The disciples asked Jesus to teach them how to pray. R. C. suggests this is because the disciples noted the link between Jesus’ extraordinary prayer life and His power. Before Jesus gave His followers a model prayer He told them how not to pray (Matt. 6:5-7). The first prohibition is hypocritical praying, especially in public. He also prohibited pagan practices in prayer such as meaningless repetitions.
As R. C. delves into an exposition of the model prayer we are reminded that we do not pray to change God’s mind. We are changed by prayer. R. C. suggests that The Lord’s Prayer should not be used in a rote manner but as a framework that defines our prayers.

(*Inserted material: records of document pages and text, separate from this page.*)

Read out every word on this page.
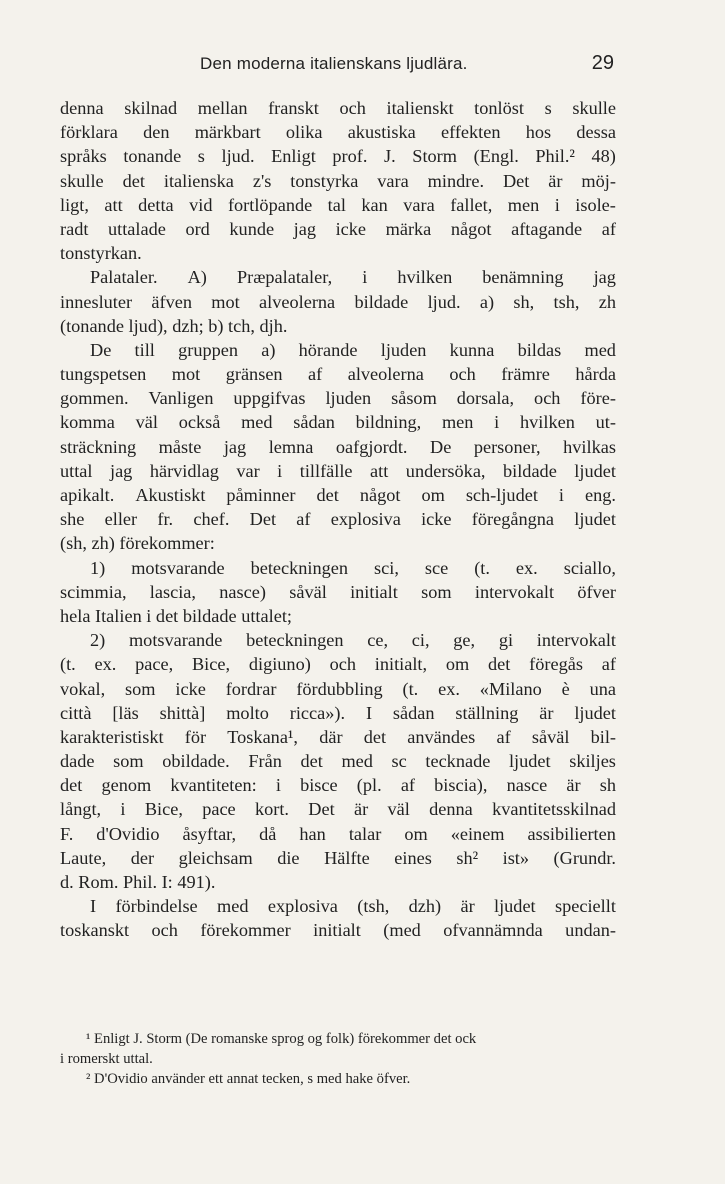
Den moderna italienskans ljudlära.	29
denna skilnad mellan franskt och italienskt tonlöst s skulle
förklara den märkbart olika akustiska effekten hos dessa
språks tonande s ljud. Enligt prof. J. Storm (Engl. Phil.² 48)
skulle det italienska z's tonstyrka vara mindre. Det är möj-
ligt, att detta vid fortlöpande tal kan vara fallet, men i isole-
radt uttalade ord kunde jag icke märka något aftagande af
tonstyrkan.
Palataler. A) Præpalataler, i hvilken benämning jag
innesluter äfven mot alveolerna bildade ljud. a) sh, tsh, zh
(tonande ljud), dzh; b) tch, djh.
De till gruppen a) hörande ljuden kunna bildas med
tungspetsen mot gränsen af alveolerna och främre hårda
gommen. Vanligen uppgifvas ljuden såsom dorsala, och före-
komma väl också med sådan bildning, men i hvilken ut-
sträckning måste jag lemna oafgjordt. De personer, hvilkas
uttal jag härvidlag var i tillfälle att undersöka, bildade ljudet
apikalt. Akustiskt påminner det något om sch-ljudet i eng.
she eller fr. chef. Det af explosiva icke föregångna ljudet
(sh, zh) förekommer:
1) motsvarande beteckningen sci, sce (t. ex. sciallo,
scimmia, lascia, nasce) såväl initialt som intervokalt öfver
hela Italien i det bildade uttalet;
2) motsvarande beteckningen ce, ci, ge, gi intervokalt
(t. ex. pace, Bice, digiuno) och initialt, om det föregås af
vokal, som icke fordrar fördubbling (t. ex. «Milano è una
città [läs shittà] molto ricca»). I sådan ställning är ljudet
karakteristiskt för Toskana¹, där det användes af såväl bil-
dade som obildade. Från det med sc tecknade ljudet skiljes
det genom kvantiteten: i bisce (pl. af biscia), nasce är sh
långt, i Bice, pace kort. Det är väl denna kvantitetsskilnad
F. d'Ovidio åsyftar, då han talar om «einem assibilierten
Laute, der gleichsam die Hälfte eines sh² ist» (Grundr.
d. Rom. Phil. I: 491).
I förbindelse med explosiva (tsh, dzh) är ljudet speciellt
toskanskt och förekommer initialt (med ofvannämnda undan-
¹ Enligt J. Storm (De romanske sprog og folk) förekommer det ock
i romerskt uttal.
² D'Ovidio använder ett annat tecken, s med hake öfver.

Calling God “Father” reminds the Christian of adoption. Only those adopted may call God Father. The first petition is that God’s name would be regarded as holy and sacred by us and by our culture. (This must be the Christian’s attitude before subsequent petitions can be fulfilled.) We petition for Christ’s rule as king to be manifest by our living as citizens of His kingdom. With deep commitment to the sovereignty of God, R. C. explains that “your will be done on earth” is our desiring that God be glorified on earth as He is in heaven. (This section on God’s will is worth the price of the book.)
Recognizing God’s providence we ask Him to give us what we need (not forgetting our own labor and productivity). We understand we have an impossible debt to God and need His forgiveness. But there is a condition attached. R. C. calls this “one of the most frightening lines in the Lord’s Prayer.” He suggests we are to see this as an aspiration rather than a condition as no one can forgive as the Father does.
In the next petition we ask the Father to spare us from the temptation that can lead us into new sin, that the test of our faith should not be so severe but that we would be delivered from Satan (whom God often uses to bring the testing).
R. C. notes that the end of the prayer returns our focus to God. We end prayer by affirming that supreme power, ultimate glory, and the kingdom of heaven all belong to God alone.
Don’t skip the appendix. There R. C. speaks to the question of why we are to pray even though God is sovereign. He also reminds us to balance the promises of God with all of the qualifications God gives regarding prayer.
Sproul’s book is an important contribution to the study of prayer from a Calvinistic viewpoint. Sproul is a scholar yet his work is very readable. I highly recommend it for anyone wanting to understand how to pray.